Tekne ile gelirken, iskele baş omuzlukta Kaleköy görüldüğünde, ters tarafta sancakta antik kentin sokak kalıntıları, suya uzanan merdivenler görülür. Çarpıcı resimdir! Buralarda denize girmek yasak. Tabelalar sizi uyaracak zaten. Kendi tekneniz ile geliyorsanız, sancaktaki kent kalıntıları ile mesafe bırakın. Bu koridor, tur teknelerinin yoludur, deniz trafiği bazen baş döndürücü olabilir.

Köye yaklaşınca, turkuvaz suların yanında başka bir sihir bekler sizi. Adaçayı ve kekik kokuları. Keçiboynuzu ve diğer bitkiler, tarihin içinden fışkırır adeta! Kaleköy’ün özelidir…

Nüfus kışın yaklaşık 200 kişi. Evlerin pek çoğu yazın pansiyon olarak kullanılır. Turizm, köyün tek gelir kaynağı. Kadınlar çalışkandır. El emeği göz nuru hediyelikler yaparlar, yerel otları toplar, kurutur satarlar. Lokantalarda eşsiz lezzetler yaratırlar. Erkekler de genelde teknelerde çalışır. Gezi ve balıkçılıkta.

Bu manada, kışın buraya bir hüzün çöker. Geleni, gideni azdır! Günlük geziler biter, tekneler bakıma alınır. İşte o zaman da balık ve kalamar avı başlar! Deniz, doyurmaya devam eder köyü!

Kaleköy; Kaş’a 33 km. Demre’ye 20, Antalya merkeze 165 km. mesafede. Kekova; 260 km2’lik bir alan. Özel çevre koruma statüsünde. Bu konumu ile ülkemizde çok farklı bir konumda!

Köy içinde yürüyerek göreceğiniz güzelliklerin yanında, kano keyfi de yaşayabilirsiniz. İç taraf durgun bir denize sahip olduğundan, özellikle son yıllarda pek çok tesis, kano turizmi başlattı. Keyifli de oldu. Yerli, yabancı konuklar, rengarenk kanoları ile gezinti yaparken, bambaşka görüntüler ortaya koyuyorlar. Köyün, uzaktan görünümü, fotoğraflıktır bu nedenle kano ile açılıp uzaktan görüntü almak mümkün!

Şimdi yukarılara çıkalım; köye tepeden bakalım.
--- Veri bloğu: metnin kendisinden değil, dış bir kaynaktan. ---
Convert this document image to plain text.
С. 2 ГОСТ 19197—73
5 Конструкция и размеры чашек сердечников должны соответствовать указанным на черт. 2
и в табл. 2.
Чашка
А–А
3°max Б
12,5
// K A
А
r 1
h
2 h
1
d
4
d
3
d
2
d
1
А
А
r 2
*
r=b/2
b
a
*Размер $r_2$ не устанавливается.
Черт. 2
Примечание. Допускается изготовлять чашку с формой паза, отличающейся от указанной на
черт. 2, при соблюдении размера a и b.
Manzara müthiştir. Elbette buradaki fotoğraf çok daha özel. Sanki bir ressamın dokunuşu gibidir; doğal tablo!

Antik kalıntılar… Kale kısmen ayakta. Hala görkemli. Keşke daha sağlam gelebilseydi günümüze. Olsun; ondan dolayı Kaleköy deniyor buraya!

300 kişi kapasiteli, yedi sıralı tiyatro da; kısmen ayakta. Yanı sıra; az da olsa, su sarnıçları, tapınak-kilise kalıntıları bugünlere gelebilmiş. Şüphesiz en çarpıcı olanlar; köyün her yerine dağılmış olan lahitler.
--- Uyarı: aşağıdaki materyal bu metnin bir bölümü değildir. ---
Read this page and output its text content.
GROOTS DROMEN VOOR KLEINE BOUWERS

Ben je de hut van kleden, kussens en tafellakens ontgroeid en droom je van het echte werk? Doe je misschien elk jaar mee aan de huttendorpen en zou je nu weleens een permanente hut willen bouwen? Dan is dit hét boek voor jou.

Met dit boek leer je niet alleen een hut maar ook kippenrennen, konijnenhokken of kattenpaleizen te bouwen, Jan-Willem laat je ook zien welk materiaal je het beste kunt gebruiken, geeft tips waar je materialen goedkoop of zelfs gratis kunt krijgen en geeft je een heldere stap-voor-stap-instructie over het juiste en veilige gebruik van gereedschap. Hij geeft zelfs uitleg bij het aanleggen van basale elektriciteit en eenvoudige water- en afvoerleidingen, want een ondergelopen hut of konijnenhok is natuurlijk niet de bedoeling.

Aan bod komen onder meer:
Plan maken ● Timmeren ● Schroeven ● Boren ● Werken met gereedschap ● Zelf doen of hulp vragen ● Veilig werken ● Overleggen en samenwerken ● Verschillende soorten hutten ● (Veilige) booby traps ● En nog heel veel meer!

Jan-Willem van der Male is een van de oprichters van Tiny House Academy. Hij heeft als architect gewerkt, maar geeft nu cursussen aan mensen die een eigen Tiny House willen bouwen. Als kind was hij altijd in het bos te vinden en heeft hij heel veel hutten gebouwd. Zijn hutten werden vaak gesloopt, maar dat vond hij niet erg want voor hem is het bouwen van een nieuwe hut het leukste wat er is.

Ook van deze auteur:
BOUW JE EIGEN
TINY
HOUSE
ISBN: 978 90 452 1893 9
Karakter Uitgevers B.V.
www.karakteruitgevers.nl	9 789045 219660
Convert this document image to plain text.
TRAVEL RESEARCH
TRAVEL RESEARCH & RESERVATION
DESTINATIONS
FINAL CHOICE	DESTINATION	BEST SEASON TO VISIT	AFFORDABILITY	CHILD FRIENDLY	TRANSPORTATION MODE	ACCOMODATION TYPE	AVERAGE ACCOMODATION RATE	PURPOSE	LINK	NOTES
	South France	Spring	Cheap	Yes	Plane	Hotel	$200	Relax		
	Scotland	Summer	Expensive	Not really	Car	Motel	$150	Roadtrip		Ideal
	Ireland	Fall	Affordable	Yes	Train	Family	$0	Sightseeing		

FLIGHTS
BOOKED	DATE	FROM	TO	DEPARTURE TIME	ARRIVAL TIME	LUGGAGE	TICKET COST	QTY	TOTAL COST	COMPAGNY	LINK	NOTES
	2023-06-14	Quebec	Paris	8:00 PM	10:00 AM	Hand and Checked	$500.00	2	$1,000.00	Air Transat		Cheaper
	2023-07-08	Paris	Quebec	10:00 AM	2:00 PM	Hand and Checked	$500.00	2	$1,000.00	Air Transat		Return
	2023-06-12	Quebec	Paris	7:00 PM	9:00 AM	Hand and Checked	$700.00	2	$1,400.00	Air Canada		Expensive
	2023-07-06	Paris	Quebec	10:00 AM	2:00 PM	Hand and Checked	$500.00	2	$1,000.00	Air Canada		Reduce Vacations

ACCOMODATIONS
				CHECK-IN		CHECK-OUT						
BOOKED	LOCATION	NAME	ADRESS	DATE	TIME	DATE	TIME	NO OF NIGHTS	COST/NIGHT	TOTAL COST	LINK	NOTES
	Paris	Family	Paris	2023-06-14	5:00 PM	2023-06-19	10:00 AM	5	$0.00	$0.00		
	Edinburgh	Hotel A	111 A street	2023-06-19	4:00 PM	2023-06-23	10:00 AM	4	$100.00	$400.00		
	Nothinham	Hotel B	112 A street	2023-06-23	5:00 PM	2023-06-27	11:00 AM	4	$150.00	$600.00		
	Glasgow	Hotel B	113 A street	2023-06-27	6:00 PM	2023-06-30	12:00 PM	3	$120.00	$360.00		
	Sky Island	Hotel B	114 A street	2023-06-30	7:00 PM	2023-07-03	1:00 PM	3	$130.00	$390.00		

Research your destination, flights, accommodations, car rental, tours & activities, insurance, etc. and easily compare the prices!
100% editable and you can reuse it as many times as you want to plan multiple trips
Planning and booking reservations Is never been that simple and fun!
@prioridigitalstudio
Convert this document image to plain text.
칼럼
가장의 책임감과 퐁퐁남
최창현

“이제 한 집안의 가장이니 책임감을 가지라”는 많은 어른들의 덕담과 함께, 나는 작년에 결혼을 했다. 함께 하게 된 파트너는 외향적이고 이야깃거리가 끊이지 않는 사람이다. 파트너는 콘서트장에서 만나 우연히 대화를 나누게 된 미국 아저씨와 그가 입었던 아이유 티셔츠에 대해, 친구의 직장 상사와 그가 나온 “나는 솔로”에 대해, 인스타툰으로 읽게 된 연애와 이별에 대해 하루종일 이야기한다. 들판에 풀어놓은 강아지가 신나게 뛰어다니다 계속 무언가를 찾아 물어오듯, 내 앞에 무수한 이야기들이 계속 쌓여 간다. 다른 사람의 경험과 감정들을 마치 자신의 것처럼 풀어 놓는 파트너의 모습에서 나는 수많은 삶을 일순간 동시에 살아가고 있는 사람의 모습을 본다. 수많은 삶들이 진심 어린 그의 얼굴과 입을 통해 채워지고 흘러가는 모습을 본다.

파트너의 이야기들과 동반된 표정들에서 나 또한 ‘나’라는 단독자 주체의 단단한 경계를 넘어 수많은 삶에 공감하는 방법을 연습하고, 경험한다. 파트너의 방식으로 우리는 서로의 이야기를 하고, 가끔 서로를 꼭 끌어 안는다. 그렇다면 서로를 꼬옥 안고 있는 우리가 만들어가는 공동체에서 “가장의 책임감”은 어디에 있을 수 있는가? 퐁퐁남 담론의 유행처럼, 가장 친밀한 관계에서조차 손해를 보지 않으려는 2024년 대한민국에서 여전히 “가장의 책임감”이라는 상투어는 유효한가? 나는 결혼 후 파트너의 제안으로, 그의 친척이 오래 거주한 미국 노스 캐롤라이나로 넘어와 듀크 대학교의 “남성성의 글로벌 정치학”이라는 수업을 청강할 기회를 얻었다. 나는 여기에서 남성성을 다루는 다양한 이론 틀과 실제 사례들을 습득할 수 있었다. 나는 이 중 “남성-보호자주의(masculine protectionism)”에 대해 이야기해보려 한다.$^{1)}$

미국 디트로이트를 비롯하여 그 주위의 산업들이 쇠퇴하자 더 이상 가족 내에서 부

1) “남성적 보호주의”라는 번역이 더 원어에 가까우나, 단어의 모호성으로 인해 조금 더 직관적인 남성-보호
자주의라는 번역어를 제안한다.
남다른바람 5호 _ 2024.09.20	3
Dünyada gerçekten de az bulunan bu coğrafi yapıdaki tarihsel kanıtlar daha fazla olsaydı, turizm değeri tabi ki çok yüksek olacaktı.

Gelelim lezzetlere. Sayıları gün geçtikçe artan lokantalarda keyifli tatlar, Akdeniz mutfağının özelliklerini taşır. Köyün bayanları, zeytinyağlı meze çeşitlerinde, kızartmalarda efsaneler yaratabilirler. Batılı anlamda bir mutfak bulunmaz ama lezzet pek çok yerde doruklara çıkar. Günlük tur teknelerinin öğle yemeği molasında anlaşmalı lokantaları, genellikle kendi aile işletmeleri. Dedik ya, erkekler denizde, kadınlar karada çalışır.
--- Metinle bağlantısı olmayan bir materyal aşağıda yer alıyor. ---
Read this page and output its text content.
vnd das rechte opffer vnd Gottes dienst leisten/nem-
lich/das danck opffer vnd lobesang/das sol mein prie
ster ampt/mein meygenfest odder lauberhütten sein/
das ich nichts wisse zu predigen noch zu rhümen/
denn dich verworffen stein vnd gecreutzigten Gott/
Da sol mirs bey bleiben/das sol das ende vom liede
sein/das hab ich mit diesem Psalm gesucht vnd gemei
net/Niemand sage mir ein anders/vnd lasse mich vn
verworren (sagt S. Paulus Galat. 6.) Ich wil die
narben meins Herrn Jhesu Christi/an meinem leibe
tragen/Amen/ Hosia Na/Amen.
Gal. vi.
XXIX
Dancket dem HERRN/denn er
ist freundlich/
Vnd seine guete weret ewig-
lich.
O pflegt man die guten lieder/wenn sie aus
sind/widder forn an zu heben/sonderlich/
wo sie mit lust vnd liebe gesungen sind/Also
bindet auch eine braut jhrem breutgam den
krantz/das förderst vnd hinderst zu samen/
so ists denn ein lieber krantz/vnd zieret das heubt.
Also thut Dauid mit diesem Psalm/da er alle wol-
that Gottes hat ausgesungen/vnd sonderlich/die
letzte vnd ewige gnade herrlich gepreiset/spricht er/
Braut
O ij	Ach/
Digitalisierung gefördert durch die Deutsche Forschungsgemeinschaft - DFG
Börülcenin, patlıcanın, taze fasulye ve bamyanın, yanı sıra daha pek çok sebzenin türlü çeşidi sofraları süsler. Halis zeytinyağının katkılarını unutmayalım. Her türlü ara sıcak ve ana sıcak yemek bulmak olası. Ama balık başka tabi!

Bölge sularında Akdeniz havzasına ait balık bulmak mümkün. Çipura ve levrek zaten bilinir de; Akya ve Granyoz bulursanız değerlendirin derim. Benim son zamanlarda tek seçimim takoz Barbun’da nar gibi kızarıp sofranıza gelirse, keyifler sizinle demektir.

Ülkemizin bir özel rotasını daha sizlerle paylaştık. Türkiye cennet. Kaleköy’de bu cennetin bir parçası. Birkaç gününüzü ayırın. Sakin, dingin bir süre iyi gelecektir. Kaleköy, farklıdır!